According to Dr. Ahsan Nazeer:
“The only way to effectively combat cyberbullying is to bring parents, teachers, peers, social media companies and community resources together by educational media campaigns, establishing school based programs, improving oversight by parents and bring primary care and mental health professionals together. At Child and Adolescent Mental Health Services at Sidra Medicine, we have a team of professionals who are experts in managing depression, anxiety, suicidal thoughts and other self-harming behaviours, irrespective of the cause.
A child’s emotional wellbeing is as important as their physical health. If children have good mental health, it will allow them to grow as individuals and develop resilience so they are equipped to cope with the ups and downs of life when they are adults.
Many schools in Qatar have anti-bullying policies and they are creating awareness of bullying and how to prevent it it through anti-bullying weeks, talking about bullying and creating an environment where bullying in any form is not tolerated.
As parents, caregivers, family and friends, we can also help prevent suicidal thoughts in children and teens around us by following the tips below:
We must pay close attention to children. They may not talk about what's bothering them, but we need to keep a look out for any signs that may not seem normal to us like withdrawing from social life; staying alone and being irritable all the time. We must be accessible to children so they can come and talk to us about their feelings. Encourage them to talk to you and listen to them; really listen to them.

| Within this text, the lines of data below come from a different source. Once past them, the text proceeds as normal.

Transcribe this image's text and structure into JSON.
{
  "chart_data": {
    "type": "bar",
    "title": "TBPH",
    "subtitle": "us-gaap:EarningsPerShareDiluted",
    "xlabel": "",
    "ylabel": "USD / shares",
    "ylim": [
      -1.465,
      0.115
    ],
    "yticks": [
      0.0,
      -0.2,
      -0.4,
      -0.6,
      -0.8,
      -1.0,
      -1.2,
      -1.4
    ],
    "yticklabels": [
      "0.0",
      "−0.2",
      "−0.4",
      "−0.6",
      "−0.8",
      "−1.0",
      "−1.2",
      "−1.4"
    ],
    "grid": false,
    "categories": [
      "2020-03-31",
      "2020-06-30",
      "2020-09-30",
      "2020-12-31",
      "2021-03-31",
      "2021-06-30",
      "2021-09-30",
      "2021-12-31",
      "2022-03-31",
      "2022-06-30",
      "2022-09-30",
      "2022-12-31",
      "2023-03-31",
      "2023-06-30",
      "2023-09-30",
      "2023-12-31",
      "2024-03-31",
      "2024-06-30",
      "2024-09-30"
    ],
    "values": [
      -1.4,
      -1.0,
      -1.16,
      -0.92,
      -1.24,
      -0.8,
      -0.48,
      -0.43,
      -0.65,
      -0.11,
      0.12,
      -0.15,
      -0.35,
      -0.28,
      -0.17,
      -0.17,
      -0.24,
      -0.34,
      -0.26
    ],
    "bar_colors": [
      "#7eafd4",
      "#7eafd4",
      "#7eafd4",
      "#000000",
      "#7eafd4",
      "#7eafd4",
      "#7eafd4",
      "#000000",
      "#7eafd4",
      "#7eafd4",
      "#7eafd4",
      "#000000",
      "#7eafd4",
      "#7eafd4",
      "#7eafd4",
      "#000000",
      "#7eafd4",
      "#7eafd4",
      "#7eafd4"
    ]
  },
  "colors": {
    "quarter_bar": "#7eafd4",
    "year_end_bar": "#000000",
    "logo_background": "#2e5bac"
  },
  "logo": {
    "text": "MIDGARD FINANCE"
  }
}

One of the first signs of a problem maybe the dropping of grades in school, especially if they normally get good grades. talk to them and to their teachers to understand and underlying issues like bullying or depression that maybe responsible for these dropping grades.

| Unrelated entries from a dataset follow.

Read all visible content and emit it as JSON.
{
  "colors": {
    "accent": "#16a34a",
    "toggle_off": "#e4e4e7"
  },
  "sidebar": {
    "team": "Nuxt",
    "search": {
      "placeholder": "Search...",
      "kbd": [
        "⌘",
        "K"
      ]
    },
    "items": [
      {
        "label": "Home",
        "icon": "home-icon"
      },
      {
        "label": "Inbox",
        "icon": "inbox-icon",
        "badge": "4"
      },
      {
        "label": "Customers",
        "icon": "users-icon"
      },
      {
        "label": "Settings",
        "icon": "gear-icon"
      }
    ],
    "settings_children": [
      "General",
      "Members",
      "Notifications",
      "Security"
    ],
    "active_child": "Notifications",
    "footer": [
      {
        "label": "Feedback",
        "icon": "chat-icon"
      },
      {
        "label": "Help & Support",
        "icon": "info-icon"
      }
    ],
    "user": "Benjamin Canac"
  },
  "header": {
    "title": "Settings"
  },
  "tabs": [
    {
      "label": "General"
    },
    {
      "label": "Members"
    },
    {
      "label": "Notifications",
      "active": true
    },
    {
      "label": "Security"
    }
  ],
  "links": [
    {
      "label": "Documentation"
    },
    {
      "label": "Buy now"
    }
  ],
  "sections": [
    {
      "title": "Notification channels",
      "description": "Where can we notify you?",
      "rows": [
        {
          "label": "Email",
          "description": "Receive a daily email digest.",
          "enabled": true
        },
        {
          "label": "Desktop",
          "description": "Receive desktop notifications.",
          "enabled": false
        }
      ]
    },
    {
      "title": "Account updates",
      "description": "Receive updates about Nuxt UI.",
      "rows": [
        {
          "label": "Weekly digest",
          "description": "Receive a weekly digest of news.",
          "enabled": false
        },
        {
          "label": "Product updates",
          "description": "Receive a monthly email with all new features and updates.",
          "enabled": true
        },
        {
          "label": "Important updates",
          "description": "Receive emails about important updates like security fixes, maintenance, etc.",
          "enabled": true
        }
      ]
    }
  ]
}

If children make threats that they will commit suicide, they may be doing it just for attention, but can you be sure it's just a call for attention? Listen to them, talk to them and never just shrug off their threats.
No matter what happens, or what they do, make children feel loved and encouraged. Never put them down or make them feel bad about themselves. Give them a nurturing home where they can feel safe and support them always.
Make sure children lead a healthy lifestyle; eat healthy foods, exercise and do plenty of physical activities, stay hydrated and sleep well.
If you are concerned that your child may be experiencing mental stress and/or suffering from bullying or depression, please seek medical advice because while we may be able to provide the support mentioned above, it’s better to be safe than sorry. Discuss with your doctor or make an appointment with a private or primary healthcare physician, who may determine if you need a referral to the Psychiatry Department.
All families go through times when they have to deal with a lot of stress and worry. During times like these, parents and their children or teenagers may need extra help and support from family members, friends and others.